Patient education materials used to just be those semi-indecipherable pamphlets nobody read. Now they’re videos on what’s happening in the chair, interactive options on what’s best for them and personalized assessments of what’s going on without making them feel worse when they inevitably have questions.

But they haven’t automated everything; there are clear distinctions between what should be automated (appointment reminders) vs what should be conveyed through conversation (treatment options and addressing anxieties).

Making Treatment More Comfortable

The best practices have assessed every step of the patient experience to find out where friction exists and eliminated it one by one. Treatment time assessments promote communication as pain levels grow—don’t just assume someone will say something; ask mid-operation how everything is going unless it’s obvious someone is too scared to answer (but they’d still appreciate being asked!).

Post-op care has been integrated into the treatment plans with clear instruction sheets they can actually read and comprehend. They know who to call if something doesn’t feel right or even better, they’re called the next day just to see how everything feels.

This isn’t expensive; this just involves using a little more effort for patient comfort every now and again.

Scheduling for Real Life

It’s not easy to juggle work and family responsibilities but most patients are in this boat these days.
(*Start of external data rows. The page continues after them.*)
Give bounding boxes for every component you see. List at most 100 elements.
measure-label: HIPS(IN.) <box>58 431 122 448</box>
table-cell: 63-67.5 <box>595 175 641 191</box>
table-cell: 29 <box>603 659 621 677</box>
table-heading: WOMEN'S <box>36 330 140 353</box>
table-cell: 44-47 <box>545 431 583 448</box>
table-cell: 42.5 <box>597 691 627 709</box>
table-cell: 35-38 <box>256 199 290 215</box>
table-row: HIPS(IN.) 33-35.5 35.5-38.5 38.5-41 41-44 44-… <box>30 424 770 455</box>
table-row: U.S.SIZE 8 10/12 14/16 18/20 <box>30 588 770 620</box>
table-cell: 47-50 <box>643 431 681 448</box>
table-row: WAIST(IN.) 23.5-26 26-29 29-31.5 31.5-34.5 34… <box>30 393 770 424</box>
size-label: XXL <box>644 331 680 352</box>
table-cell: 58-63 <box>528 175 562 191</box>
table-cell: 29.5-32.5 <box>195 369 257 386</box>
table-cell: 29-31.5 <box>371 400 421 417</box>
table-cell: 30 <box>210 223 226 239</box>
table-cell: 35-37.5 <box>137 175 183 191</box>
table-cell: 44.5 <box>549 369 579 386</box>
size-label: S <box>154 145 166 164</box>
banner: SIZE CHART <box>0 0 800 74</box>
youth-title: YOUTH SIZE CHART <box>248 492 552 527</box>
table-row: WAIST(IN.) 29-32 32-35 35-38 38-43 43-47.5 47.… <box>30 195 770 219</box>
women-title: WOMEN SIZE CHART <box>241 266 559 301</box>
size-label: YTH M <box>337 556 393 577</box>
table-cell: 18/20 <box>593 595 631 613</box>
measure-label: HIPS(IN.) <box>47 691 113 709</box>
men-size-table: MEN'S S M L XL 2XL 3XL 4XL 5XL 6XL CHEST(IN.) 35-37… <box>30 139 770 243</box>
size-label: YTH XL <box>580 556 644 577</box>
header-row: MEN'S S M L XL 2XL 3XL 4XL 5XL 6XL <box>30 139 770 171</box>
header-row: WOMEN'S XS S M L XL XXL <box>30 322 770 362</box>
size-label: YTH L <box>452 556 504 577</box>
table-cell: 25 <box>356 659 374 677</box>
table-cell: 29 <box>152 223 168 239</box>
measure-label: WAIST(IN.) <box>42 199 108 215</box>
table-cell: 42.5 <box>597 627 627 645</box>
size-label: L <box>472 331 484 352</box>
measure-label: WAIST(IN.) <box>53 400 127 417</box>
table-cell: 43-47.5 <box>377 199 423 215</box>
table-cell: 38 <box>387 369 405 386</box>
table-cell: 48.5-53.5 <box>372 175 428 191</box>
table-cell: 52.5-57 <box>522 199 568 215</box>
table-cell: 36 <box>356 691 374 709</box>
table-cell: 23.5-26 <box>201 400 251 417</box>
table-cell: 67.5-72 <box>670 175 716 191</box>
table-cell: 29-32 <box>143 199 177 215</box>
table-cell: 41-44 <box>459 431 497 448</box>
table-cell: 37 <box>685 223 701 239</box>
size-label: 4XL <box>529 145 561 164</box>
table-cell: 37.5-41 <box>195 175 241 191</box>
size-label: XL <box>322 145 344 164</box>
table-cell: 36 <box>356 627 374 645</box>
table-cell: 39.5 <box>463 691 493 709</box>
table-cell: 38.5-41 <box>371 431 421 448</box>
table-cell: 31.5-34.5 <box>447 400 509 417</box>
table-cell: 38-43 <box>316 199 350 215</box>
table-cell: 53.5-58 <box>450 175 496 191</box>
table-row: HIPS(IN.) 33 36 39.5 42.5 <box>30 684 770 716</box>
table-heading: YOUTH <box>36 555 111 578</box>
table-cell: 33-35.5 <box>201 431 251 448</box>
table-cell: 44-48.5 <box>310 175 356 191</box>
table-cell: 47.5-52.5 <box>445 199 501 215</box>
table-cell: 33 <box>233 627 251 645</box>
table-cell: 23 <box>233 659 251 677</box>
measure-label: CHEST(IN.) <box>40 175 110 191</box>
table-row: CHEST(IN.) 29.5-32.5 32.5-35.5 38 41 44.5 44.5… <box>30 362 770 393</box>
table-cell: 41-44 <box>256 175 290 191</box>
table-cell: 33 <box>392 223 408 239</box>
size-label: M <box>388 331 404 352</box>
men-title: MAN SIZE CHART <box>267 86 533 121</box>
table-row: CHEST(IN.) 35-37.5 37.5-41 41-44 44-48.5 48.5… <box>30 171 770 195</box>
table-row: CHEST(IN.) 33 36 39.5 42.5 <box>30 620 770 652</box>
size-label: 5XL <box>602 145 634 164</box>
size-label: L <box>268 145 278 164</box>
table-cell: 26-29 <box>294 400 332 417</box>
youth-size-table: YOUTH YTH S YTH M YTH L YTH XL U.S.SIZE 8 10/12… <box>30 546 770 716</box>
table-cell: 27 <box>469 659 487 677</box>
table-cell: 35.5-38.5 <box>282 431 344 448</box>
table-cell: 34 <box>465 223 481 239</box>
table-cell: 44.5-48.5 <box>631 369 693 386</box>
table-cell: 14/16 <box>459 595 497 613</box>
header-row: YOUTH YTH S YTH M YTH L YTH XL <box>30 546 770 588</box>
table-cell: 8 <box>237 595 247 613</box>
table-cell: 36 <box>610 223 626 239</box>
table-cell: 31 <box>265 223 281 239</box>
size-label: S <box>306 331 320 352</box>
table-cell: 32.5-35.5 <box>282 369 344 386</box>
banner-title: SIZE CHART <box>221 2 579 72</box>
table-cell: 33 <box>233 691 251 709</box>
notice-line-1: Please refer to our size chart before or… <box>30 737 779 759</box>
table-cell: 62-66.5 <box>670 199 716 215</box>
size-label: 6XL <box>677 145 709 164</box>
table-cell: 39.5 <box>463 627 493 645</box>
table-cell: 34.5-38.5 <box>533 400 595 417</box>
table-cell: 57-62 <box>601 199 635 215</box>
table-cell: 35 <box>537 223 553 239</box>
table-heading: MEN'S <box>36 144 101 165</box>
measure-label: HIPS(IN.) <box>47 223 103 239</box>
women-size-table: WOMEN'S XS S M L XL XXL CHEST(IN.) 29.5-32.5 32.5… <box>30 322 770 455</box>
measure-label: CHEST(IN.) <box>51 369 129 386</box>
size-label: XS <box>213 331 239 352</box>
And anyone who accommodates reality is going to be preferred over one who does not. This means offering morning or late appointments; it means weekend emergency coverage.

This isn’t possible for every single practice across the board but those who find some semblance of means in this value effort are going to get rewarded with patient loyalty when demand dictates success.

Another way practices can set themselves apart is responding to emergencies—like the person who chipped their tooth on Saturday night—and they just want someone to know they have a dental emergency and can’t do anything about it tomorrow! Having someone assess even over the phone as to what’s worth doing at that moment makes all the difference in the world.

Building Actual Relationships

The long-term best practices are NOT focused on teeth; they’re focused on people—believe it or not, some people work with personal partnerships in mind! They remember birthdays, anniversaries; they remember your long-term patient was worried about her kids’ cavities because it was first grade and she didn’t want to go through another summer of braces work; while they might not necessarily note little anecdotes on follow ups, they’ll continue a conversation if someone mentions anxiety from their past visits to another office.

This relationship focus extends into preventive care by assessing why any patient should get their cleaning every six months vs every three months or a year-and-a-half—personalizing why someone needs one over the other in addition to their medical history from another provider adds levels of trust as well as advantageous efforts for home care routine development.

Patient feedback is invaluable when it’s actually put into practice—asking patients why changes occur and then incorporating what they’ve suggested goes a long way when someone feels like they’re part of their care process.

What This All Means

Those practices which thrive on up-to-date efforts know that excellent clinical options are only the tip of the iceberg; making everyone feel phenomenal before and after anything goes a long way—the good news is that much of this doesn’t require expensive support; many of these shifts only require minimal shifts in staffing philosophies or modifications in current trends.

The ones who do make these minor adjustments have hearts and value patient expectations over anxiety—if you can understand what stressors exist beyond dental issues themselves and make them simpler from the start, all else falls into place naturally—easier compliance post-op, stellar referrals and subsequently successful practice growth.

Those who fail to adapt are getting left behind, despite incredible clinical talents; patient options expand in today’s market which means that they need to feel like valued humans more than just teeth in need of help.

Phylis A. Brown

In the realm of "outer beaches," a tranquil escape for contemplation. Like the fisherman in "The Old Man and the Sea," I navigate life's tides, offering a haven amidst challenges.